During its AI Day conference last April, Qualcomm unveiled the Cloud AI 100, a chipset purpose-built for machine learning inferencing and edge computing workloads. Details were scarce at press time, evidently owing to a lengthy production schedule. But today Qualcomm announced a release date for the Cloud AI 100 — the first half of 2021, after sampling this fall — and shared details about the chipset’s technical specs.
Qualcomm expects the Cloud AI 100 to give it a leg up in an AI chipset market expected to reach $66.3 million by 2025, according to a 2018 Tractica report. Last year, SVP of product management Keith Kressin said he anticipates that inference — the process during which an AI model infers results from data — will become a “significant-sized” marked for silicon, growing 10 times from 2018 to 2025. With the Cloud AI 100, Qualcomm hopes to tackle specific markets, such as datacenters, 5G infrastructure, and advanced driver-assistance systems.

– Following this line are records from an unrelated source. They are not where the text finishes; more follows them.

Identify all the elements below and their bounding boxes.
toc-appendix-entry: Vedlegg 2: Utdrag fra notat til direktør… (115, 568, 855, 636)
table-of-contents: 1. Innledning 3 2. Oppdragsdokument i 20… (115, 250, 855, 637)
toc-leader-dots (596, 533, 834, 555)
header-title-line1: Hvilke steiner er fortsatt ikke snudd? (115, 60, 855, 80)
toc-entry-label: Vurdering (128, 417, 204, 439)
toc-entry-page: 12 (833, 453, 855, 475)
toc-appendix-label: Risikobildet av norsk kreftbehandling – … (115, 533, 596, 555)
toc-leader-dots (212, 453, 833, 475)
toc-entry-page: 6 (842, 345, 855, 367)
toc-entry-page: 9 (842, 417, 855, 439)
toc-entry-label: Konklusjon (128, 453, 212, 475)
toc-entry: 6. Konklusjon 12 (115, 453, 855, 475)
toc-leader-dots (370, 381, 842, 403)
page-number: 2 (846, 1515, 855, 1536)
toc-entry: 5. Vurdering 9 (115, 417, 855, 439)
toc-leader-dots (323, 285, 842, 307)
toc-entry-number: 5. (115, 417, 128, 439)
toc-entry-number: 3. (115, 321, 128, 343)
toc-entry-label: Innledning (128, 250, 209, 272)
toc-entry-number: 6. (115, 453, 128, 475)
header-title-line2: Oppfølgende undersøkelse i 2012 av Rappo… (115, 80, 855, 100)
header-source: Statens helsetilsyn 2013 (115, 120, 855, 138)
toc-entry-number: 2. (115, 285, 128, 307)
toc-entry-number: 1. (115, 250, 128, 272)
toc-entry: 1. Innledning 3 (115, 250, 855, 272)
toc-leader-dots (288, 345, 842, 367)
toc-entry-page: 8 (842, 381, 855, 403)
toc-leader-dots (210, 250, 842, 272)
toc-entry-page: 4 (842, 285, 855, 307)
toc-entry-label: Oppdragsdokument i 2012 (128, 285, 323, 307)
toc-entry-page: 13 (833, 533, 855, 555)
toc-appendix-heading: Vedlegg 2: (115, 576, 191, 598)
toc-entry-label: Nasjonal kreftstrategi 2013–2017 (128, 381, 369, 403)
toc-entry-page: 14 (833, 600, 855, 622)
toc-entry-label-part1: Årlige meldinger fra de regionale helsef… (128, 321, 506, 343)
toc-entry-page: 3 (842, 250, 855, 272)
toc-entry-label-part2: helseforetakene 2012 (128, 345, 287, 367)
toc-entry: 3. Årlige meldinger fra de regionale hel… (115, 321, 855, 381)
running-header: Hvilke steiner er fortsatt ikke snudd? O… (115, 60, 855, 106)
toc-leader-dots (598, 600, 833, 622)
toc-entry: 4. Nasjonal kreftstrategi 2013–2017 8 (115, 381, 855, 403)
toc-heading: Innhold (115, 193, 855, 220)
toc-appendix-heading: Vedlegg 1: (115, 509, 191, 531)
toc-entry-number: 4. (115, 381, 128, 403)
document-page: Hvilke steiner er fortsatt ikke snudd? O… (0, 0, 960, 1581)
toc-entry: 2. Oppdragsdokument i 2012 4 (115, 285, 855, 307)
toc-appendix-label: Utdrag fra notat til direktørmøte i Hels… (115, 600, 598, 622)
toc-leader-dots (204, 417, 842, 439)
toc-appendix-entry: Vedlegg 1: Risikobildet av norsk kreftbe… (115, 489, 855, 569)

The Cloud AI 100 comes in three flavors — DM.2e, DM.2, and PCIe (Gen 3/4) — corresponding to performance range. At the low end, the Cloud AI 100 Dual M.2e and Dual M.2 models can hit between 50 TOPS (50 trillion floating-point operations per second) and 200 TOPS, while the PCIe model achieves up to 400 TOPS, according to Qualcomm. All three ship with up to 16 AI accelerator cores paired with up to 144MB RAM (9MB per core) and 32GB LPDDR4x on-card DRAM, which the company claims outperforms the competition by 106 times when measured by inferences per second per watt, using the ResNet-50 algorithm. The Cloud AI 100 Dual M.2e and Dual M.2 attain 15,000 to 10,000 inferences per second at under 50 watts, and the PCIe hovers around 25,000 inferences at 50 to 100 watts.
Qualcomm says the Cloud AI 100, which is manufactured on a 7-nanometer process, shouldn’t exceed a power draw of 75 watts. Here’s the breakdown for each card:
- Dual M.2e: 15 watts, 70 TOPS
- Dual M.2: 25 watts, 200 TOPS
- PCI2: 75 watts, 400 TOPS
The first Cloud AI 100-powered device — the Cloud Edge AI Development Kit — is scheduled to arrive in October. It looks similar to a wireless router, with a black shell and an antenna held up by a plastic stand. But it runs CentOS 8.0 and packs a Dual M.2 Cloud AI 100, a Qualcomm Snapdragon 865 system-on-chip, a Snapdragon X55 5G modem, and an NVMe SSD.
The Cloud AI 100 and products it powers integrate a full range of developer tools, including compilers, debuggers, profilers, monitors, servicing, chip debuggers, and quantizers. They also support runtimes like ONNX, Glow, and XLA, as well as machine learning frameworks such as TensorFlow, PyTorch, Keras, MXNet, Baidu’s PaddlePaddle, and Microsoft’s Cognitive Toolkit for applications like computer vision, speech recognition, and language translation.